The warmth of Earth was unfamiliar.
It had been less than an hour since Yi Ji-Hyuk walked out of hell, but everything already felt wrong — too clean, too safe, too fragile.
He sat on a bench in a small park just outside the city's heart. Night had deepened, and the rain softened to a whisper. A few college students passed by, laughing, unaware of the war-born god in their midst. A dog barked in the distance.
Ji-Hyuk glanced down at his hands. They were covered in scars, some still glowing faintly with mana that refused to sleep. His nails had long since sharpened — not because he wanted them to, but because Berafe had no time for trimming and Earthly things like hygiene. The rain washed over his skin, but it couldn't cleanse what was carved deep inside.

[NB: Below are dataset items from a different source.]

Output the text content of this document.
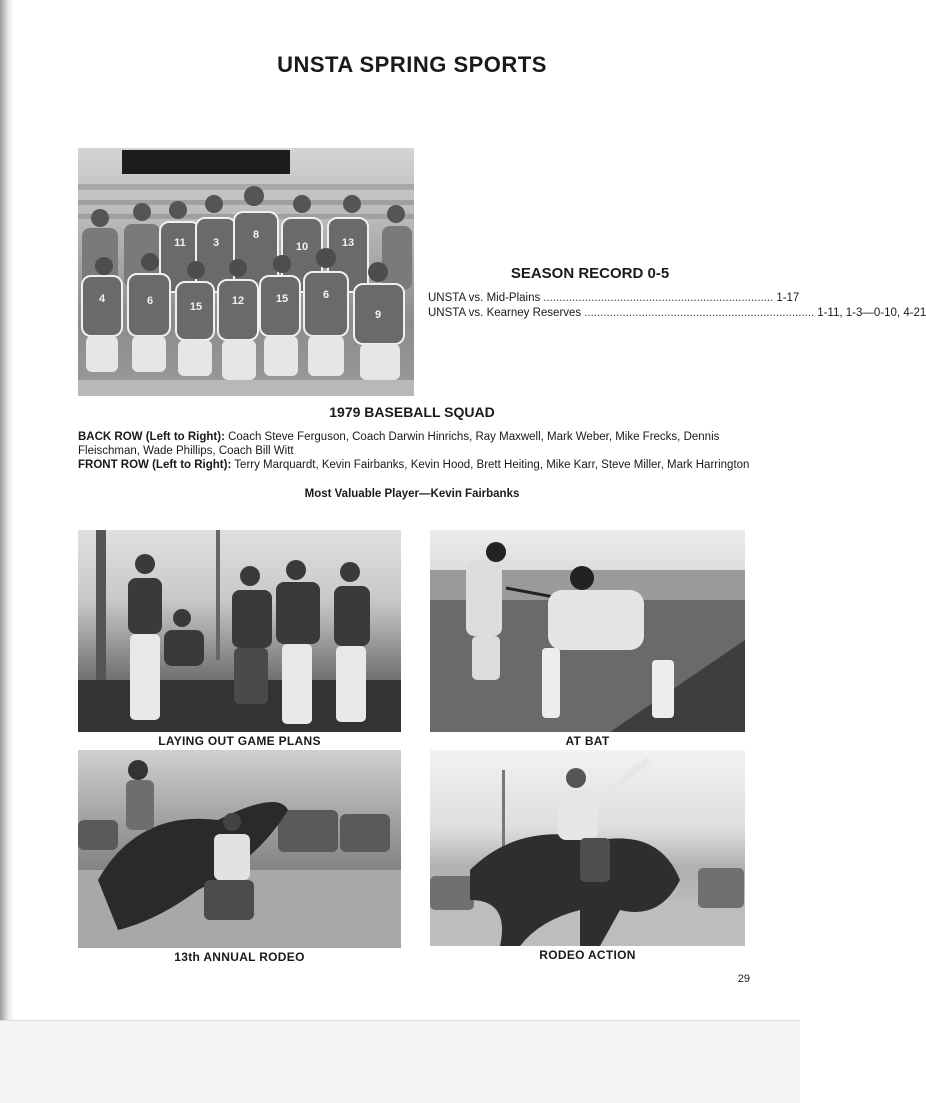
UNSTA SPRING SPORTS
11 3
8
10	13
4	6	15	12	15	6
9
SEASON RECORD 0-5
UNSTA vs. Mid-Plains ........................................................................ 1-17
UNSTA vs. Kearney Reserves ........................................................................ 1-11, 1-3—0-10, 4-21
1979 BASEBALL SQUAD
BACK ROW (Left to Right): Coach Steve Ferguson, Coach Darwin Hinrichs, Ray Maxwell, Mark Weber, Mike Frecks, Dennis Fleischman, Wade Phillips, Coach Bill Witt
FRONT ROW (Left to Right): Terry Marquardt, Kevin Fairbanks, Kevin Hood, Brett Heiting, Mike Karr, Steve Miller, Mark Harrington
Most Valuable Player—Kevin Fairbanks
LAYING OUT GAME PLANS	AT BAT
13th ANNUAL RODEO	RODEO ACTION
29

He touched the stone pendant at his neck — cracked, old, and worthless to anyone but him. The last thing he'd carried from Earth before Berafe stole him. He had almost forgotten its weight. Now, it was the only thing that reminded him he was human.
If he still was.
A sudden light flared to his right.
A police car.
Two officers stepped out — one older, bulky, with a slow step; the other young and twitchy. Their eyes locked on him immediately.
Ji-Hyuk realized his appearance wasn't helping. Barefoot. Ragged clothes torn from a world no one here could imagine. Dried blood. Mud. A faint aura of magic still clinging to his body like a second skin.
The older officer approached. "Sir, are you alright?"
He blinked. The words were in Korean. Native. Familiar. Like a song he hadn't heard in a thousand years.
He nodded slowly. "I'm fine."
"Do you have any ID?"
"No."His voice was flat, cold. A voice that had once whispered curses to gods.
The younger officer flinched. He reached for his belt — too fast.
Ji-Hyuk's hand twitched.
He saw a flash of motion, an instinct honed over centuries. A movement that would've torn the man's spine out before he blinked. But he stopped himself.
Just barely.
Breathe.
You're not in Berafe anymore.
"You seem… disoriented," the older officer said, more cautiously now. "Were you assaulted? Did someone hurt you?"
A bitter smile tugged at Ji-Hyuk's lips. If only you knew.
"I need help," he lied smoothly. "I don't remember where I'm from. I think I was attacked."
The officer's expression softened. The young one stepped back. They made a call, spoke in low tones, and soon an ambulance arrived.
They didn't ask many questions. That was the nice thing about Earth. If you said the right words — amnesia, trauma, injury — the system folded around you. Helpful hands. Warm blankets. Fluorescent lights. All so very different from the screams of monsters and the taste of blood.
At the hospital, a nurse checked his pulse. A doctor examined him. He let them touch him. Let them poke and scan and scan again, confused at why a man with a body like iron and no heartbeat could still speak.
Machines broke trying to measure his vitals. The staff wrote it off as trauma-induced error.
Let them.
He needed a backstory. A new identity. A mask.
The government assigned him a temporary ID. He told them his name — Yi Ji-Hyuk — and they couldn't find any records. No surprise. As far as Earth was concerned, he'd been gone for over a thousand years. A missing person case that never existed.
But now, he had a bed. Clothes. A simple phone. A quiet room with a window.
And still, sleep didn't come.
How could it? In Berafe, closing your eyes meant death. Here, it just meant silence — and in that silence, the screams came louder.
He sat up in bed and stared at his hands again. The mana was still coiled beneath his skin like a caged beast. Power so dense it warped the air when he wasn't careful.
He would need to suppress it.
He remembered spells. Hundreds of them. Rituals designed to disguise aura, to hide one's presence even from gods. He whispered one now — soft and ancient, in the tongue of Berafe's high mages.
The light in the room dimmed, just slightly.
His presence vanished.
If anyone tried to scan him now, they would see a man. Just a man. Ordinary, forgettable.
The mask was in place.
Now he could begin.
Not as a warrior. Not as a monster.
But as a man trying to live.
Tomorrow, he would walk the streets. Find food. Learn the world again.
But tonight, he sat by the window, watching the city lights blink like stars he had forgotten — and for the first time in a thousand years, he let himself hope.